One caveat of most of the genetic work in simple organisms is that it is rarely accompanied by biochemical studies.

The new paper, indeed, dampens the longevity claims assigned to Sir2. But one caveat of most of the genetic work in simple organisms is that it is rarely accompanied by biochemical studies that reveal the extent to which the manipulations of a gene or protein are translated into altered activity. Sirtuins are protein deacetylase enzymes, and so in this case it remains unclear how manipulation of the gene encoding Sir2 changes the acetylation state of its main target proteins. Such information would establish beyond doubt that the absence of the Sir2 gene is not compensated for by increased activity of another member of the sirtuin family.

As for the relevance of these data5,6 to the role of sirtuins in mammals, it was previously shown that mice overexpressing SIRT1 do not live longer12. Initially, this lack of effect on lifespan was attributed either to insufficient expression of the SIRT1 transgene or to possible confounding functional compensation of protein deacetylation by other Sir2-related proteins. However, if Burnett and colleagues' results can be extended to mice, then the earlier mouse data12 are not so astonishing after all. The main role of SIRT1 in mammals might not be directly related to lifespan regulation.

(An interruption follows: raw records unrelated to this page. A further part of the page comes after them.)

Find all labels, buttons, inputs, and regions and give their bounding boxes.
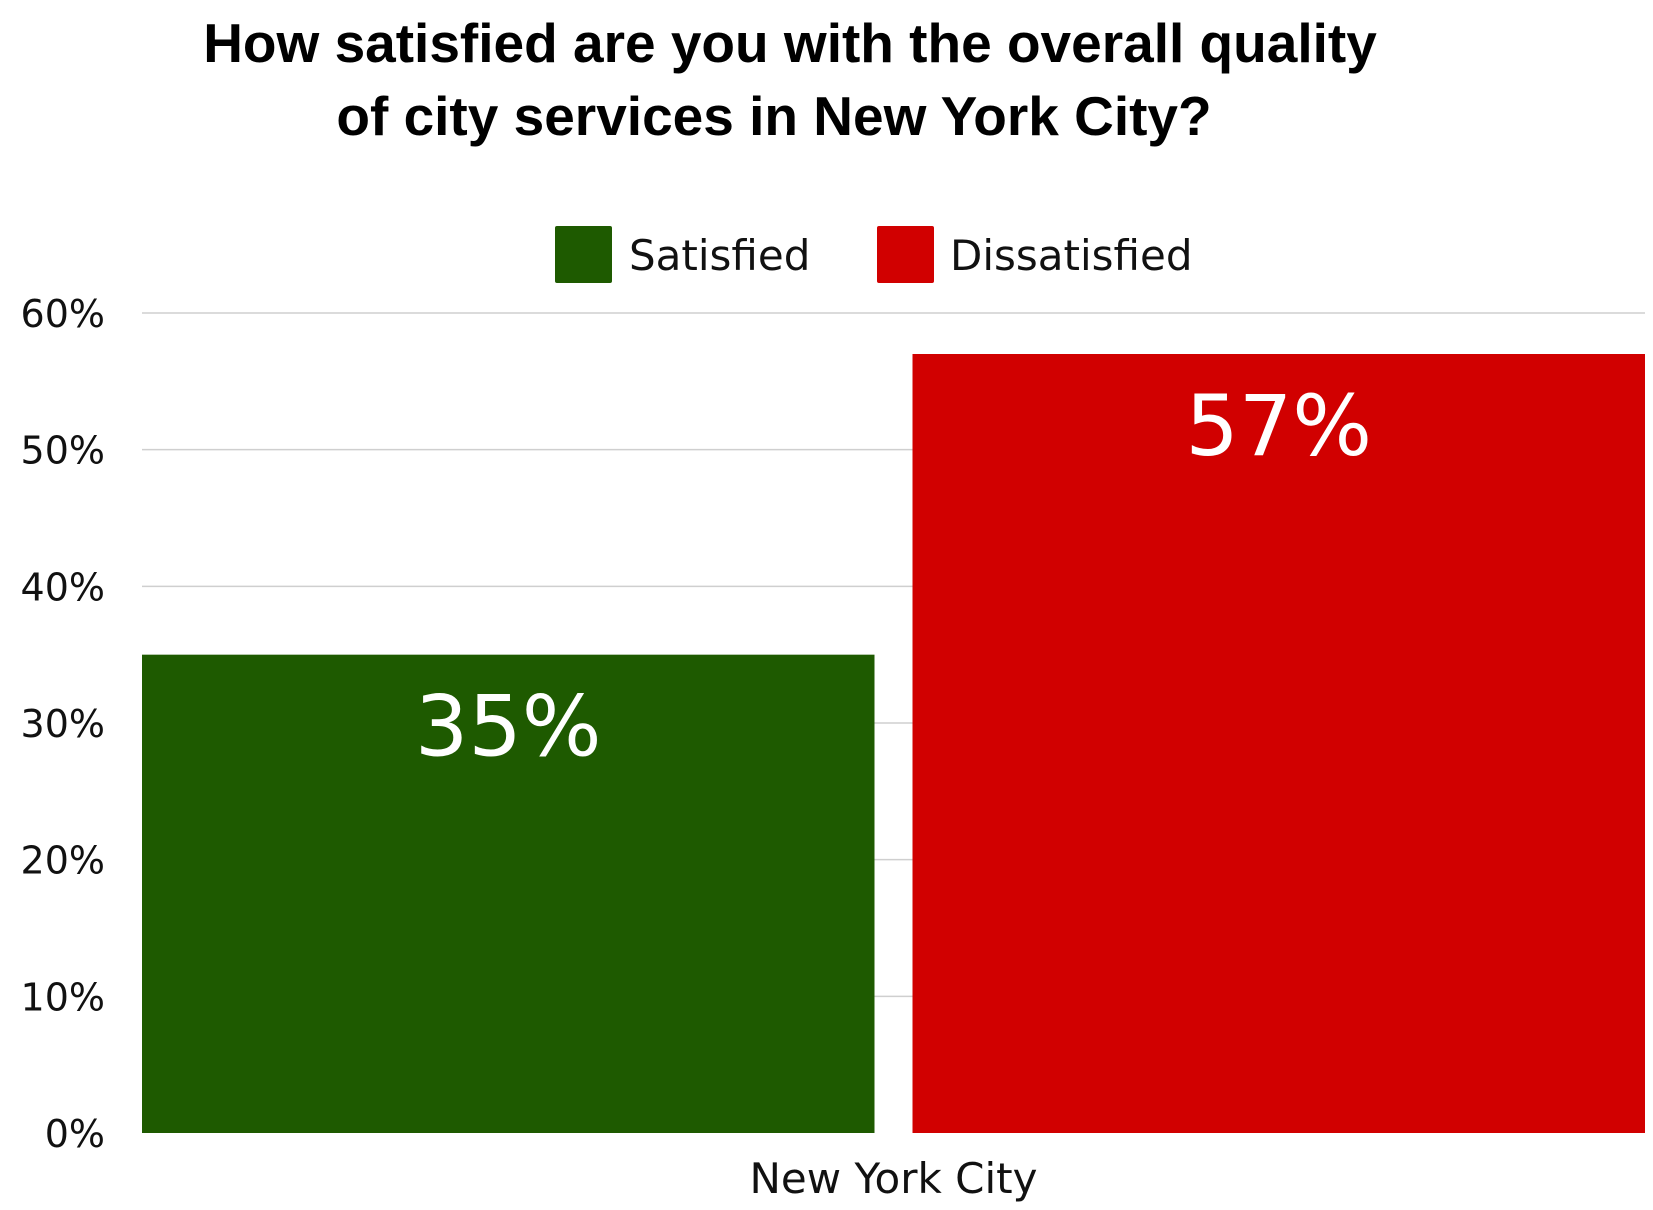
value-label-satisfied: 35% <box>415 678 602 776</box>
bar-satisfied <box>142 654 875 1133</box>
chart-title-line-1: How satisfied are you with the overall q… <box>203 12 1377 74</box>
y-axis-tick-labels: 0% 10% 20% 30% 40% 50% 60% <box>21 292 105 1156</box>
bar-dissatisfied <box>912 354 1645 1133</box>
legend: Satisfied Dissatisfied <box>555 226 1192 283</box>
chart-title-line-2: of city services in New York City? <box>336 85 1211 147</box>
legend-label-dissatisfied: Dissatisfied <box>950 231 1192 280</box>
bars <box>142 354 1645 1133</box>
y-tick-label-20: 20% <box>21 839 105 883</box>
value-labels: 35% 57% <box>415 377 1372 776</box>
y-tick-label-50: 50% <box>21 429 105 473</box>
y-tick-label-60: 60% <box>21 292 105 336</box>
x-category-label: New York City <box>750 1154 1038 1203</box>
y-tick-label-10: 10% <box>21 975 105 1019</box>
y-tick-label-40: 40% <box>21 565 105 609</box>
value-label-dissatisfied: 57% <box>1185 377 1372 475</box>
legend-label-satisfied: Satisfied <box>629 231 810 280</box>
legend-swatch-dissatisfied <box>877 226 934 283</box>
x-axis-category-labels: New York City <box>750 1154 1038 1203</box>
chart-title: How satisfied are you with the overall q… <box>203 12 1377 147</box>
y-tick-label-0: 0% <box>45 1112 105 1156</box>
legend-swatch-satisfied <box>555 226 612 283</box>
y-tick-label-30: 30% <box>21 702 105 746</box>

If not to control lifespan, what is the main function of SIRT1? The answer may lie in the observation that the activity of SIRT1 depends strictly on the levels of the coenzyme NAD+, which acts as a co-substrate for the deacetylation reaction that SIRT1 catalyses. Changes in NAD+ levels, which reflect the metabolic activity of the cell, hence modulate SIRT1 activity according to the cellular energy status. This NAD+ dependence makes SIRT1 an attractive integrative node for metabolic sensing and for transcriptional regulation, as SIRT-1 influences post-translational modification of transcription factors and histone proteins3.

In contrast to the observations on lifespan, the effects of SIRT1-related proteins favouring metabolic flexibility are based on a wealth of genetic, physiological and pharmacological evidence, and are conserved from yeast to mammals. In mammals, SIRT1 mediates metabolic and transcriptional adaptations to situations of energy stress and nutrient deprivation by enhancing respiration by the mitochondria, the cell's energy producers. Mice overexpressing SIRT1 are therefore protected from the metabolic damage caused by a high-fat diet10.

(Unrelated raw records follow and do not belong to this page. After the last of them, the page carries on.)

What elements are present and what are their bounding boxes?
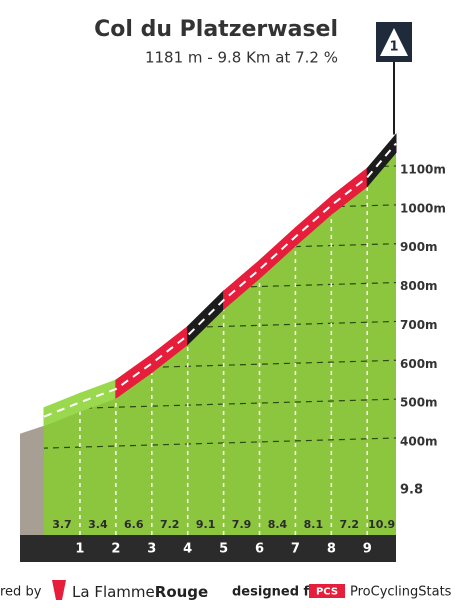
chart-title: Col du Platzerwasel xyxy=(94,17,338,42)
x-tick-label: 2 xyxy=(111,542,120,557)
footer-site: ProCyclingStats xyxy=(350,585,452,600)
gradient-label: 7.2 xyxy=(340,518,360,531)
gradient-label: 3.4 xyxy=(88,518,108,531)
pcs-logo xyxy=(309,584,345,598)
x-tick-label: 1 xyxy=(75,542,84,557)
gradient-label: 7.2 xyxy=(160,518,180,531)
brand-a: La FlammeRouge xyxy=(72,583,208,601)
footer-powered: red by xyxy=(0,585,42,600)
base-band xyxy=(20,535,396,562)
pcs-text: PCS xyxy=(316,587,338,598)
marker-label: 1 xyxy=(389,40,398,55)
x-tick-label: 7 xyxy=(291,542,300,557)
flamme-logo xyxy=(52,580,66,600)
gradient-label: 7.9 xyxy=(232,518,252,531)
x-tick-label: 4 xyxy=(183,542,192,557)
x-tick-label: 8 xyxy=(327,542,336,557)
y-tick-label: 1000m xyxy=(400,201,446,215)
y-tick-label: 800m xyxy=(400,279,438,293)
marker-triangle xyxy=(380,28,408,56)
side-face xyxy=(20,425,44,535)
gradient-label: 9.1 xyxy=(196,518,216,531)
x-end-label: 9.8 xyxy=(400,483,423,498)
grid-line xyxy=(44,398,396,411)
footer: red by La FlammeRouge designed for PCS P… xyxy=(0,580,452,601)
x-tick-label: 6 xyxy=(255,542,264,557)
y-tick-label: 900m xyxy=(400,240,438,254)
y-tick-label: 400m xyxy=(400,435,438,449)
y-tick-label: 500m xyxy=(400,396,438,410)
grid-line xyxy=(44,320,396,333)
gradient-label: 8.1 xyxy=(304,518,324,531)
chart-subtitle: 1181 m - 9.8 Km at 7.2 % xyxy=(145,49,338,67)
x-tick-label: 5 xyxy=(219,542,228,557)
gradient-label: 10.9 xyxy=(368,518,395,531)
profile-line xyxy=(43,142,397,418)
x-tick-label: 3 xyxy=(147,542,156,557)
y-tick-label: 1100m xyxy=(400,163,446,177)
grid-line xyxy=(44,359,396,372)
gradient-label: 6.6 xyxy=(124,518,144,531)
grid-line xyxy=(44,437,396,450)
gradient-segment xyxy=(366,133,397,188)
profile-body xyxy=(44,134,396,536)
x-tick-label: 9 xyxy=(363,542,372,557)
grid-line xyxy=(44,165,396,178)
footer-designed: designed for xyxy=(232,585,325,600)
gradient-label: 8.4 xyxy=(268,518,288,531)
gradient-label: 3.7 xyxy=(52,518,72,531)
y-tick-label: 600m xyxy=(400,357,438,371)
y-tick-label: 700m xyxy=(400,318,438,332)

Similarly, indirect activation of SIRT1 by the compound resveratrol protects against metabolic and age-related diseases13, curbing the lifespan reduction induced by high-calorie diets14, even though it has no effect on lifespan in mice fed regular chow15. Conversely, outbred mice lacking SIRT1 show deficiencies in metabolism and cannot respond properly to the lifespan-increasing effects of calorie restriction12. This highlights how the metabolic adaptations that SIRT1 induces might indirectly influence mammalian lifespan.

Indeed, although in light of Burnett and colleagues' findings5 the appeal of sirtuins as a sensu stricto lifespan determinant might be gone, SIRT1 activation remains a promising approach to delaying general age-related physiological decline and to treating numerous inherited and acquired diseases characterized by defective mitochondrial function. The astonishing ability of SIRT1 to enhance 'healthspan' by promoting metabolic fitness will also guarantee it a long life as a subject for further exciting research.